- Em outro lugar, já disse que só assumo o ofício de poeta na hora de preencher as fichas nos hotéis, para promover algum espanto nos atendentes. Espantoso, no entanto, é haver ainda de preencher a ocupação do hóspede, como se o fato de alguém ser astronauta, carpinteiro ou geneticista pudesse garantir de antemão algum tipo de paz ou guerra para o estabelecimento.
- Um traço infalível da humanidade é a permanência da estupidez: Mesmo depois do mundo do crédito e do trabalho ter mudado, segue lá a ficha que ninguém quer preencher.
- Sabotador de burocracias, eis o único mister digno de nosso tempo. Porque um dia nos prometeram que a informática eliminaria todos os entraves, formais e esdrúxulos, enquanto seguem pedindo o nome de nossos pais, como se a família Gonzaga tivesse condados para garantir meus luxos orientais. De concreto, como em qualquer utopia, sobreveio apenas o desencanto. E uma nova burocracia: senhas e contrassenhas em três alfabetos — e com maiúsculas —, fotos de barquinhos, bicicletas e sinaleiras como comprovantes de que não somos robôs, tudo para desaguar no inegável, digital e vermelho prazer das máquinas: fazer brilhar nos dispositivos senha incorreta. Não bastasse isso, há ainda a espúria e enervante união da tecnologia com as operadoras de telemarketing, uma espécie de fim da civilização que antes tinha no telessexo um limite supostamente intransponível.
- Quando notei que falar em versos ou dizer que era poeta não funcionava para a nova burocracia digital, lembrei das vanguardas.

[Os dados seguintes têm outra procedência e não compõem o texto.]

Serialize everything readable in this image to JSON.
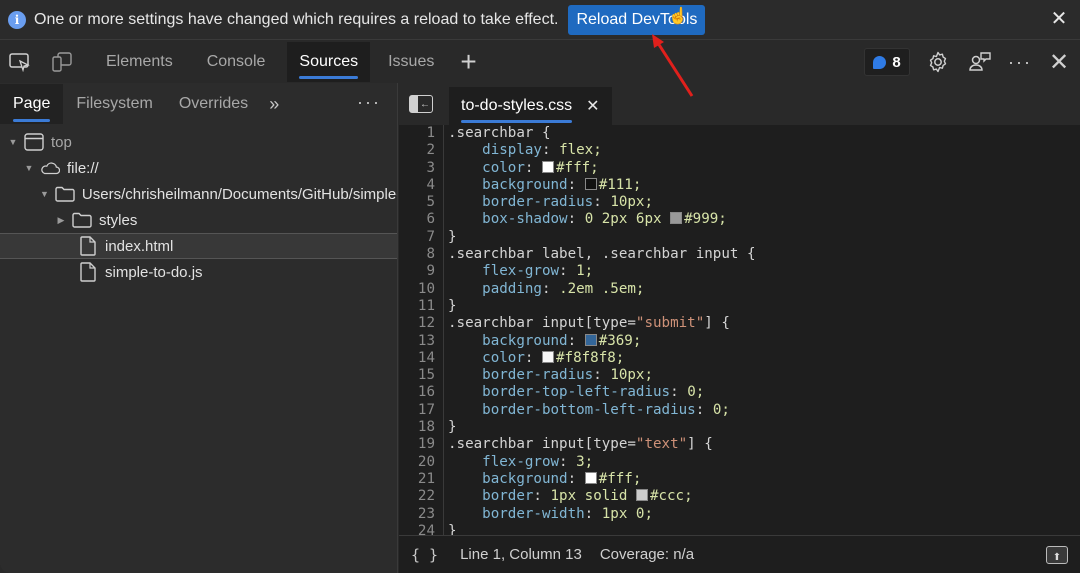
{
  "banner": {
    "message": "One or more settings have changed which requires a reload to take effect.",
    "reload_label": "Reload DevTools",
    "close_icon": "close-icon",
    "info_icon": "info-icon"
  },
  "toolbar": {
    "tabs": [
      {
        "label": "Elements",
        "active": false
      },
      {
        "label": "Console",
        "active": false
      },
      {
        "label": "Sources",
        "active": true
      },
      {
        "label": "Issues",
        "active": false
      }
    ],
    "add_tab_label": "+",
    "issues_count": "8",
    "icons": [
      "inspect-icon",
      "device-emulation-icon",
      "settings-icon",
      "feedback-icon",
      "more-icon",
      "close-icon"
    ]
  },
  "navigator": {
    "tabs": [
      {
        "label": "Page",
        "active": true
      },
      {
        "label": "Filesystem",
        "active": false
      },
      {
        "label": "Overrides",
        "active": false
      }
    ],
    "more_tabs_label": "»",
    "tree": [
      {
        "label": "top",
        "type": "frame",
        "expanded": true,
        "depth": 0
      },
      {
        "label": "file://",
        "type": "cloud",
        "expanded": true,
        "depth": 1
      },
      {
        "label": "Users/chrisheilmann/Documents/GitHub/simple-to-do",
        "type": "folder",
        "expanded": true,
        "depth": 2
      },
      {
        "label": "styles",
        "type": "folder",
        "expanded": false,
        "depth": 3
      },
      {
        "label": "index.html",
        "type": "file",
        "depth": 3,
        "selected": true
      },
      {
        "label": "simple-to-do.js",
        "type": "file",
        "depth": 3
      }
    ]
  },
  "editor": {
    "open_file": "to-do-styles.css",
    "lines": [
      {
        "n": "1",
        "text": ".searchbar {"
      },
      {
        "n": "2",
        "text": "    display: flex;"
      },
      {
        "n": "3",
        "text": "    color: #fff;",
        "swatch": "#ffffff"
      },
      {
        "n": "4",
        "text": "    background: #111;",
        "swatch": "#111111"
      },
      {
        "n": "5",
        "text": "    border-radius: 10px;"
      },
      {
        "n": "6",
        "text": "    box-shadow: 0 2px 6px #999;",
        "swatch": "#999999"
      },
      {
        "n": "7",
        "text": "}"
      },
      {
        "n": "8",
        "text": ".searchbar label, .searchbar input {"
      },
      {
        "n": "9",
        "text": "    flex-grow: 1;"
      },
      {
        "n": "10",
        "text": "    padding: .2em .5em;"
      },
      {
        "n": "11",
        "text": "}"
      },
      {
        "n": "12",
        "text": ".searchbar input[type=\"submit\"] {"
      },
      {
        "n": "13",
        "text": "    background: #369;",
        "swatch": "#336699"
      },
      {
        "n": "14",
        "text": "    color: #f8f8f8;",
        "swatch": "#f8f8f8"
      },
      {
        "n": "15",
        "text": "    border-radius: 10px;"
      },
      {
        "n": "16",
        "text": "    border-top-left-radius: 0;"
      },
      {
        "n": "17",
        "text": "    border-bottom-left-radius: 0;"
      },
      {
        "n": "18",
        "text": "}"
      },
      {
        "n": "19",
        "text": ".searchbar input[type=\"text\"] {"
      },
      {
        "n": "20",
        "text": "    flex-grow: 3;"
      },
      {
        "n": "21",
        "text": "    background: #fff;",
        "swatch": "#ffffff"
      },
      {
        "n": "22",
        "text": "    border: 1px solid #ccc;",
        "swatch": "#cccccc"
      },
      {
        "n": "23",
        "text": "    border-width: 1px 0;"
      },
      {
        "n": "24",
        "text": "}"
      }
    ],
    "status": {
      "pretty_print_label": "{ }",
      "position": "Line 1, Column 13",
      "coverage": "Coverage: n/a"
    }
  },
  "colors": {
    "accent": "#3b7bd6",
    "reload_button": "#1f6ac0",
    "annotation_arrow": "#e0201c"
  }
}
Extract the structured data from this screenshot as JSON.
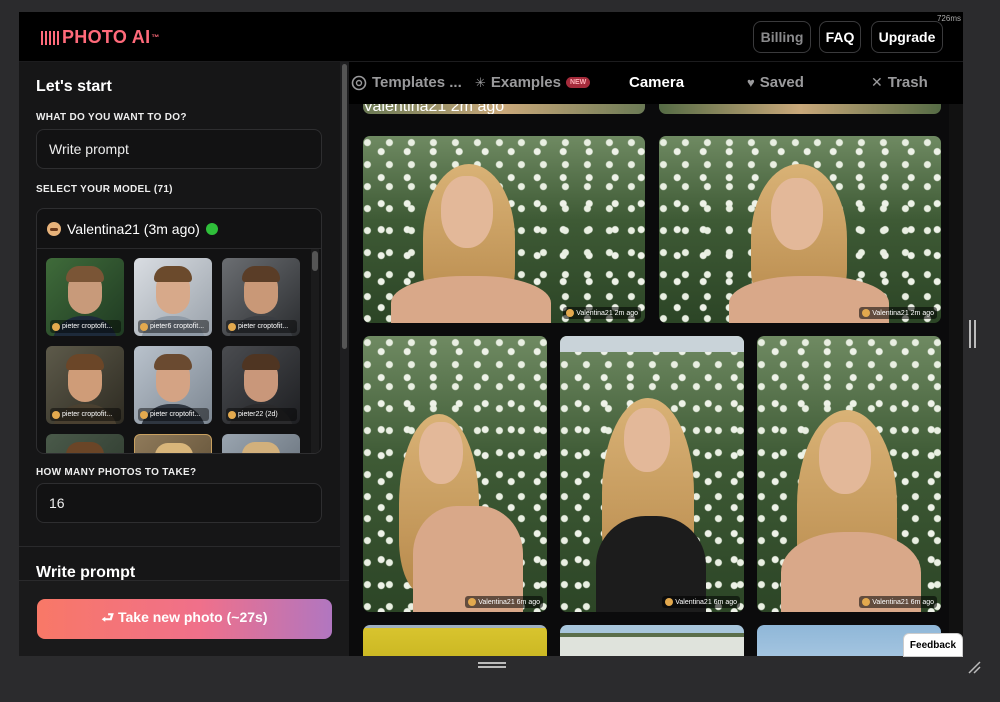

- Mesmo um século depois, quem consegue entender os dadaístas? Fui atrás daquele manifesto de Tristan Tzara, seguramente burlador de algoritmos, ontem e agora: Dadá é a nossa intensidade: ergue as baionetas sem consequência a cabeça samatral do bebé alemão; Dadá é a vida sem pantufas e paralelas, que é por e contra a unidade e decididamente contra o futuro; sabemos de ciência certa que o nosso cérebro vai transformar-se em almofada confortável, que o nosso antidogmatismo é tão exclusivo como o funcionário, que não somos livres e gritamos liberdade.
- Sejamos dadaístas. Respostas racionais apenas prolongam o tempo das ligações. Vejam. Já tentei estar morto, em coma, foragido da polícia, no exterior. Nada adiantou. É preciso dinamitar a lógica humana e digital.
- — Eu falo com o senhor Pedro Gonzaga?
— Sim, aproveito para avisar que ele se tornou um rinoceronte.
Ou:
— Bom dia, o senhor é o proprietário da linha?
— Toda propriedade é Plutão.
- — Olá, o senhor conhece nosso novo plano (igual ao velho, só mais caro) de internet?
— O computador usurpou os sinais de fumaça. Carbono é sabedoria.
Não há protocolo para isso.
E por dias haverá serenidade nos campos do senhor.
- Tristan Tzara, também em espanhol. Nesta semana, em pleno carnaval lidei com meu primeiro telemarketing portenho. E descobri que o melhor Dadá se manifesta em portunhol.